Ausgerechnet Büros legen kräftig zu

Bei Büroflächen sieht die Lage anders aus. Nach den Anarock-Zahlen stieg die Zahl der Bürotransaktionen im zweiten Quartal um 4,4 Prozent. Ihr Gesamtwert erhöhte sich auf rund 7,6 Milliarden Dirham und damit nahezu auf das Dreifache des Vorjahreswerts. Die Economic Times spricht von einem Plus von knapp 195 Prozent beim Transaktionswert.

Der Grund ist weniger spektakulär als ein neuer Wolkenkratzer: Es fehlt an hochwertigen Flächen. Unternehmen expandieren zwar vorsichtiger und einige bevorzugen zunächst Mietverträge, doch Grade-A-Büros sind knapp. Viel neue Fläche befindet sich noch im Bau. Dadurch kann ein Markt gleichzeitig bei großen Immobilienpaketen schwächer werden und bei einzelnen Büroeinheiten hohe Preise erzielen.

Auch ein weiterer Bericht der Economic Times beschreibt den Markt als selektiver. Industrie- und Einzelhandelsobjekte zeigen robuste Nachfrage, während Wohnimmobilien und Teile des Büromarktes vorsichtiger werden. Das passt zu einer Phase, in der Käufer genauer auf Lage, Nutzung und Größe achten statt einfach auf Dubai als Marke zu setzen.

Die aktuelle Zurückhaltung hat einen Vorgeschichte. Im März, kurz nach der Eskalation des regionalen Krieges, meldete Reuters deutliche Bremsspuren. In den ersten zwölf Märztagen lagen die Transaktionsvolumina nach einer Goldman-Sachs-Schätzung 37 Prozent unter dem Vorjahreswert und 49 Prozent unter dem Vormonat. Reuters fand Angebote, bei denen Verkäufer Preisnachlässe von zwölf bis 15 Prozent akzeptieren wollten.

Vom Krisenschock zum 55-Milliarden-Dollar-Projekt

Dubai blieb allerdings nicht in diesem März-Modus. Nur wenige Monate später kündigte Emaar, der Entwickler hinter dem Burj Khalifa, ein Projekt an, das fast wie eine Gegenrede zur Unsicherheit wirkt. Reuters bezifferte das geplante Stadtviertel auf nahezu 55 Milliarden US-Dollar. Es soll sich über 4,5 Millionen Quadratmeter erstrecken und Platz für rund 150.000 Bewohner bieten – mit Wohnungen, Villen, Büros und Einzelhandel.

Emaar nannte zunächst weder einen vollständigen Zeitplan noch die Finanzierung und Bauphasen. Der Konzern setzt damit auf die Annahme, dass die internationale Nachfrage nach Dubai trotz geopolitischer Risiken langfristig hoch bleibt. 2025 hatte der Immobilienmarkt des Emirats nach Reuters-Angaben mehr als 270.000 Transaktionen im Wert von 917 Milliarden Dirham verzeichnet – knapp 250 Milliarden US-Dollar und rund 20 Prozent mehr als im Vorjahr.

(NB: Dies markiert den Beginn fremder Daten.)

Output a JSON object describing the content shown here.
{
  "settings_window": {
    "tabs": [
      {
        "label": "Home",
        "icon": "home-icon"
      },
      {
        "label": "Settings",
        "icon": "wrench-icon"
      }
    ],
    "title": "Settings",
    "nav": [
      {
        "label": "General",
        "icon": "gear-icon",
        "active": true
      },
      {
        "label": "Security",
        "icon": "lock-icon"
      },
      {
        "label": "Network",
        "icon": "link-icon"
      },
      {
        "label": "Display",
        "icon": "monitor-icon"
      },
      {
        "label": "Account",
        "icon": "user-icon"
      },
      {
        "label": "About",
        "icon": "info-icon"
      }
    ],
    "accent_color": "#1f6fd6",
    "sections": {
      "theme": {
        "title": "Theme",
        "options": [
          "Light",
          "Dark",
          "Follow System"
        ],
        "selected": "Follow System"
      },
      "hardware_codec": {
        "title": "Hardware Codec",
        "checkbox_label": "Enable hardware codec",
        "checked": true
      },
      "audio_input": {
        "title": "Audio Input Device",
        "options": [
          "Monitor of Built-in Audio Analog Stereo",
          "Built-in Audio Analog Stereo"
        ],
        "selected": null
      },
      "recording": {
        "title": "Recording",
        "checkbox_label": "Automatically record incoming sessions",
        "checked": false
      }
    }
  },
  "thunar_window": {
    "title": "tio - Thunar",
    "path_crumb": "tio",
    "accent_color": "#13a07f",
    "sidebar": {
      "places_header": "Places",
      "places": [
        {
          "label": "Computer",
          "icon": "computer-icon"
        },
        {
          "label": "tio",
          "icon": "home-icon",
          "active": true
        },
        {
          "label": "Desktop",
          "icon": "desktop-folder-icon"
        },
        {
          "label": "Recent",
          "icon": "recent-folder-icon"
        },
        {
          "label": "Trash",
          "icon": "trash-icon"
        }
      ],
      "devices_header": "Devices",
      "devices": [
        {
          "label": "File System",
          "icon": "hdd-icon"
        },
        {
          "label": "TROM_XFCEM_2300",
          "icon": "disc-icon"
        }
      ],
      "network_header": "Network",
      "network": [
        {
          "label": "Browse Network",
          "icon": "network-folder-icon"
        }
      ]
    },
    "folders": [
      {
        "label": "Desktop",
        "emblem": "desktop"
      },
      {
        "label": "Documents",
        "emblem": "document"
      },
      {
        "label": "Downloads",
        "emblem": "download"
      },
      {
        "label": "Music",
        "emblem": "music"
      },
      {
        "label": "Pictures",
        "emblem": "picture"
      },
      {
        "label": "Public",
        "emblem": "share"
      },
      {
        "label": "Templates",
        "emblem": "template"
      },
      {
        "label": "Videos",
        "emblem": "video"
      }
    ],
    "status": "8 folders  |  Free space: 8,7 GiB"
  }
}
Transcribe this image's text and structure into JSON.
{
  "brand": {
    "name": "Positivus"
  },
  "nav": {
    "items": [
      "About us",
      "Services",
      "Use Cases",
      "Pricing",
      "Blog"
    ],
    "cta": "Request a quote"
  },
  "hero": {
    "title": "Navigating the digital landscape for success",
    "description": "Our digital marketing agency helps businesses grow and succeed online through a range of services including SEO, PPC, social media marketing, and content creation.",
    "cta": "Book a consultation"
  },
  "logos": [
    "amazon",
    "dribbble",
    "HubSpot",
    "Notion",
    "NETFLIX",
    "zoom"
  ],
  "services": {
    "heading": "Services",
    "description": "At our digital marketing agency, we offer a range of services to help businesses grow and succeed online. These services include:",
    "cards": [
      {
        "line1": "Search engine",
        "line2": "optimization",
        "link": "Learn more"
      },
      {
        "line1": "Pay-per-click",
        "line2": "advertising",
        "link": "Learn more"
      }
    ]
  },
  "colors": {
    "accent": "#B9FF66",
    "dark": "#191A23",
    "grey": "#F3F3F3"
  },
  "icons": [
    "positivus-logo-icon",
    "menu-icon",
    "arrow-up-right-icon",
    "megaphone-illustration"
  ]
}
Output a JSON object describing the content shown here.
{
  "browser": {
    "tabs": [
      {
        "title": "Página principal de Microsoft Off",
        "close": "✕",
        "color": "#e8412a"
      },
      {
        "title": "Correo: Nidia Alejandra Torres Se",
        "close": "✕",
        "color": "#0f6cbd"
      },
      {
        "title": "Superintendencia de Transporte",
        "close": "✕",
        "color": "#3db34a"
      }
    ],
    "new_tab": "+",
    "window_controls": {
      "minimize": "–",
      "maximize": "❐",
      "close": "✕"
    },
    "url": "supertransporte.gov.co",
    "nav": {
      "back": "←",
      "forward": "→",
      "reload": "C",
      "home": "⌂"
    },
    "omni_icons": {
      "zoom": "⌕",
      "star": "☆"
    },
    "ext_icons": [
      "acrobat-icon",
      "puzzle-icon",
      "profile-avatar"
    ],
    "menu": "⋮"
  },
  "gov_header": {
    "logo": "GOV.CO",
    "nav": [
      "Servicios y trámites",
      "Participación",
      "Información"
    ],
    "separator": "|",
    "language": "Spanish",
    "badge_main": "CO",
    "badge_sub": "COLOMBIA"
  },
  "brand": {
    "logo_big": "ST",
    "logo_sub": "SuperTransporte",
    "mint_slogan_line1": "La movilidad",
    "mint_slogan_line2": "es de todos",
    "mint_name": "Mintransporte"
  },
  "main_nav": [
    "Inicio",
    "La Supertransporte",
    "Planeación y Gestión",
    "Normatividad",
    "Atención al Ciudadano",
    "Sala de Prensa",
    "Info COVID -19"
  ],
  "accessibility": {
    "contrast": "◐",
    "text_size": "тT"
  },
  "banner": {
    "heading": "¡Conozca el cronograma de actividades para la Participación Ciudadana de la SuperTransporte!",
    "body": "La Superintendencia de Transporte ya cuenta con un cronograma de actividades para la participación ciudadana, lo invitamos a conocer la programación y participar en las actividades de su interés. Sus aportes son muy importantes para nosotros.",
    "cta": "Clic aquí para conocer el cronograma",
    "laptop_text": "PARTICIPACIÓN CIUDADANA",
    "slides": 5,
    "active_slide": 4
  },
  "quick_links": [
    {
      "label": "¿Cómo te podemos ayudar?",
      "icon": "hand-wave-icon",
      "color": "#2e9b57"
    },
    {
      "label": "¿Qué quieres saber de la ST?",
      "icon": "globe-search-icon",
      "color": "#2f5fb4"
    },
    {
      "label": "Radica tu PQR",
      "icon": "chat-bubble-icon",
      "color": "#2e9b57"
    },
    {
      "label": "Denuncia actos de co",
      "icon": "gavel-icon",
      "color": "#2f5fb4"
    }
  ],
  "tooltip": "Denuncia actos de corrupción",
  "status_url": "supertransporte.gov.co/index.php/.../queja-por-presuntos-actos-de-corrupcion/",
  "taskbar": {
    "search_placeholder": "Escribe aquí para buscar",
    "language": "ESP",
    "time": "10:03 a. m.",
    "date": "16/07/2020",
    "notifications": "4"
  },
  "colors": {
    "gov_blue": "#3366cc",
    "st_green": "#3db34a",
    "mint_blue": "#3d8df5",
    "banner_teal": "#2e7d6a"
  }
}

An der Börse war die Zuversicht weniger stabil. Emaar-Aktien gerieten nach Ausbruch des regionalen Konflikts deutlich unter Druck. Im Juni reagierten sie kräftig positiv auf Hoffnungen auf eine Entspannung und auf die Vorstellung des neuen Großprojekts. Mitte August verlor Emaar an einem schwächeren Handelstag wieder leicht; Reuters meldete am 14. August ein Minus von 0,5 Prozent für die Aktie. Das zeigt, wie empfindlich selbst der Immobiliensektor auf die geopolitische Nachrichtenlage reagiert.

Dubai ist nicht schwach – der Markt wird wählerischer

Aus den Zahlen entsteht kein Bild eines zusammenbrechenden Immobilienbooms. Dazu sind die Transaktionszahlen zu hoch, die Büroknappheit zu deutlich und die Investitionspläne der großen Entwickler zu umfangreich. Gleichzeitig ist die Zeit vorbei, in der jede Teilstatistik nur einen neuen Rekord zeigte.

Im Frühjahr wurden Verkäufer mit schnellen Abschlägen sichtbar. Im zweiten Quartal hielten sich die Stückzahlen im Gewerbebereich, doch der Gesamtwert sank deutlich. Große Einzeldeals wurden also seltener. Büroimmobilien liefen in die andere Richtung und profitierten von knapper hochwertiger Fläche. Parallel plant Emaar ein Stadtviertel für 150.000 Menschen.

Für Anleger ist diese Mischung wichtiger als eine einfache Frage nach Boom oder Crash. Dubai besteht aus sehr verschiedenen Teilmärkten: Luxuswohnungen auf der Palm, Büros in zentralen Lagen, Hotels, Industrieflächen, ganze Gebäude und neue Off-plan-Projekte reagieren unterschiedlich auf Unsicherheit.

Der Sommer 2026 zeigt deshalb einen Markt, der selektiver geworden ist. Kapital ist weiterhin vorhanden, aber es wird genauer eingesetzt. Große Käufer warten länger, Unternehmen mieten eher, wenn sie sich nicht festlegen wollen, und knappe Büroflächen erzielen trotzdem hohe Werte. Dubai baut weiter – nur nicht mehr jeder Teil des Marktes wächst im gleichen Tempo.